Eine andere, völlig neue Drachengattung kam 1950 mit einer Patentmeldung auf, was als Allison- oder Scott Schlitten bekannt werden sollte. Die Konzeption dieses Drachens war das Werk William M. Allison aus Dayton, Ohio, dessen Patent wegen eines möglichen Konfliktes mit dem noch ausstehenden Patent für den flexiblen Drachen Rogallos erst 1956 erteilt wurde. Es handelt sich um einen halbstarren Baldachindrachen, der nur in der Längsfläche eine Stütze hat und den Wind dazu nutzt, den Baldachin durch seitliche Stützung des Gebildes offen zu halten. Die ganz aussen an den Seiten angebrachten Schnüre halten diese nieder, so dass diese Kiele bilden und dem Drachen eine seitliche Stabilität geben. Der Allison-Schlitten war in dieser Form jedoch nicht sehr erfolgreich.

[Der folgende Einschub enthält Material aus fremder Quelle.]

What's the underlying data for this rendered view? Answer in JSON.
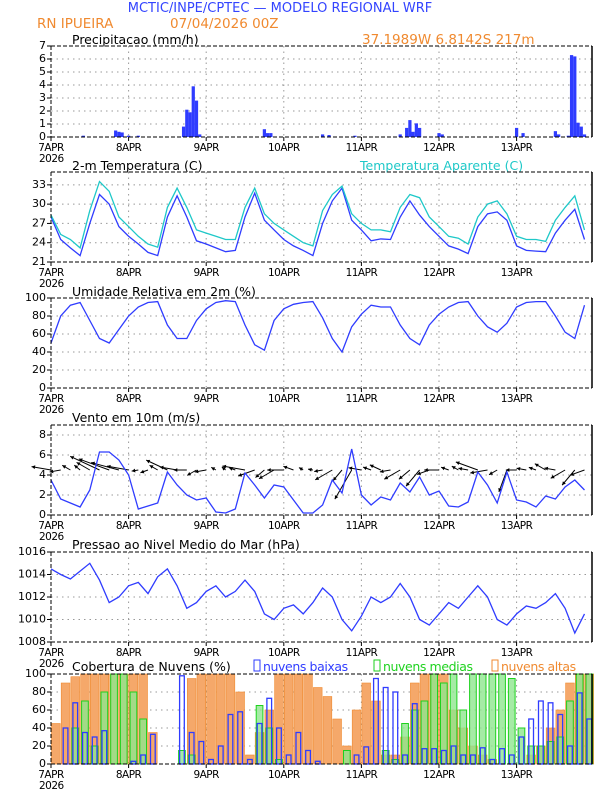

Frank Scott, ebenfalls aus Dayton, führte 1964 eine modifizierte Version des Originals ein. Der Scott-Schlitten hatte in der unteren Hälfte eine Luftöffnung und die Seiten nicht mehr spitz gegen die Hinterkante zulaufend, sondern parallel.

1963

Die neuste Errungenschaft in der Geschichte der Drachenform ist der Parafoil, ein völlig originelles Konzept im Drachenbau, erfunden von Domina C. Jalbert aus Boca Raton in Florida. Wie Rogallo geht Jalbert davon aus, dass die Form sich an die Windrichtung halten solle, und eine seiner früheren Erfindungen, ein vielzelliger Fallschirm, der sich durch eine Vervielfachung der Segelbefestigungspunkte auszeichnet, nutzt die Windkraft in weit höherem Grad als die Standard-Baldachin-Bauart mit ihrer einfachen Befestigung. Jalbert entdeckte, dass die allgemeine Form des herkömmlichen Fallschirms ineffizient war, weil sie soviel Luft ungenutzt liess. Er entwarf einen Fallschirm, welcher eine höhere Luftmasse aufnehmen konnte, höhere Tragfähigkeit besass und stabiler und sanfter zu Boden glitt.

Es ist erfreulich, dass der Drachen, bei allen Fortschritten und Verbesserungen in seiner Bauweise für militärische und wissenschaftliche Zwecke, als ästhetischen Gegenstand auch heute noch viele Künstler inspiriert.